Fig. 354.

Fig. 355.

Fig. 354.—Quartz crystal enlarged by secondary growth. The shaded outline represents the outline of the sand grain; the solid lines, the outline after secondary growth. Magnified 67 diameters. (Van Hise.)

Fig. 355.—Sandstone and quartzite texture. The shaded outlines represent the surfaces of the sand grains before growth, the intervening white portions, the added quartz, and the black portions, unfilled spaces. Open spaces characterize sandstone. When the spaces are filled with quartz, the rock becomes quartzite. Magnified 35 diameters. (Van Hise.)

The cementing process works at times in specially interesting ways. In quartz sandstones, the grains are worn fragments of quartz crystals, formed originally in quartz-bearing rock. The crystalline force in these remnants controls the arrangement of the new molecules of silica deposited about them. The result is that the new deposits tend to build up the original forms of the crystals from which the sand grains were derived ([Fig. 354]). Sometimes a film of iron oxide has formed about the grain of sand before the addition of the new silica. This, or some difference of color, may clearly distinguish the original grain from subsequent additions. Sometimes the adjacent grains of sandstone are rebuilt in this way until the interstices are completely filled. When this has been accomplished, the sandstone becomes a quartzite ([Fig. 355]). Most quartzites indeed appear to have been formed in this way, but mainly under special conditions that promote the deposition of silica. Grains of other minerals, such as feldspar, are subject to similar secondary enlargement ([Fig. 356]).
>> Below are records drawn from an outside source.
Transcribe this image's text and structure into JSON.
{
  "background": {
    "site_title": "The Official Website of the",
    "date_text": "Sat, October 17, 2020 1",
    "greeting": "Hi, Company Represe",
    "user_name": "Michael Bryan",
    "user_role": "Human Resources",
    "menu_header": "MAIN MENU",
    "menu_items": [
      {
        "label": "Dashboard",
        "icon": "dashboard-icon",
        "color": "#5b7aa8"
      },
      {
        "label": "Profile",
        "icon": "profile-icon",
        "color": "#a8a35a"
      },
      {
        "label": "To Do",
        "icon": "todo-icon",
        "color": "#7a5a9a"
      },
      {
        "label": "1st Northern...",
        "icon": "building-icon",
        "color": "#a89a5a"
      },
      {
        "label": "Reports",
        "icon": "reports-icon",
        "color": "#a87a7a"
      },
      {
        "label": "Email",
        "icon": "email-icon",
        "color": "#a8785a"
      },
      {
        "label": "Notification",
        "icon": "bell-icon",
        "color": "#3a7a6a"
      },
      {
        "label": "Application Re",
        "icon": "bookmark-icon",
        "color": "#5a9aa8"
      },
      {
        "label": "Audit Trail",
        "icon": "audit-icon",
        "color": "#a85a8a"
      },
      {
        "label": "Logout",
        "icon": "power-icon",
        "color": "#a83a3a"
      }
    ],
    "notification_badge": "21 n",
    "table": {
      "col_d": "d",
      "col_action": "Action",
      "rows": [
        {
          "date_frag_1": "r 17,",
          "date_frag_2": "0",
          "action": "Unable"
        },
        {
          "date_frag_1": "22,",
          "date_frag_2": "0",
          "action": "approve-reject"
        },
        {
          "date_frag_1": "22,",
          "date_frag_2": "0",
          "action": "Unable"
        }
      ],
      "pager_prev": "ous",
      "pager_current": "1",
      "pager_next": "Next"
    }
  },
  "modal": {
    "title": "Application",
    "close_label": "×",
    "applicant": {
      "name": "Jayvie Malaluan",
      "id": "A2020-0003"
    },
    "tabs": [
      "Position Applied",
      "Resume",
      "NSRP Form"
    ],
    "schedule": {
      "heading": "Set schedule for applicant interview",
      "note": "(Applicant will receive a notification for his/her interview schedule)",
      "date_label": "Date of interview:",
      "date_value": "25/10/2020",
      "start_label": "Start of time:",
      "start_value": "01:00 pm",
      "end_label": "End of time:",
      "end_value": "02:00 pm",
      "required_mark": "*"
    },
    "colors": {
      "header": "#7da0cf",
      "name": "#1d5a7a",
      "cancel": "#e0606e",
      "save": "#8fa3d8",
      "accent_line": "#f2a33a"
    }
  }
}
Fig. 356.—Feldspar crystals enlarged by secondary growth. Magnified 50 diameters. AA = original grains; BB = enlargements; D = unfilled spaces. (Van Hise.)

Sometimes the new material is deposited in the form of concentric shells about the particles of sediment, building them up into little spheres. Rock formed of such spherules is known as oolite, from the resemblance of the grains to the roe of fish ([Fig. 357]). Sometimes the nuclei of the concretions are grains of quartz sand, and the added concentric layers are of calcium carbonate. In this case the structure is quite obvious; but perhaps more frequently the nuclei are minute and difficult to identify, and the concentric shells make up the main mass of the grains. Certain formations, as the oolitic limestone of Indiana and elsewhere, and the Upper and Lower Oolites of England, are characterized by this structure. In most cases these accretions probably grew in depositing waters that gently rolled the grains while layers were being added. They thus do not fall under the head of cementation after the beds were formed; but concentric additions to the grains appear sometimes to have taken place after they were formed into beds.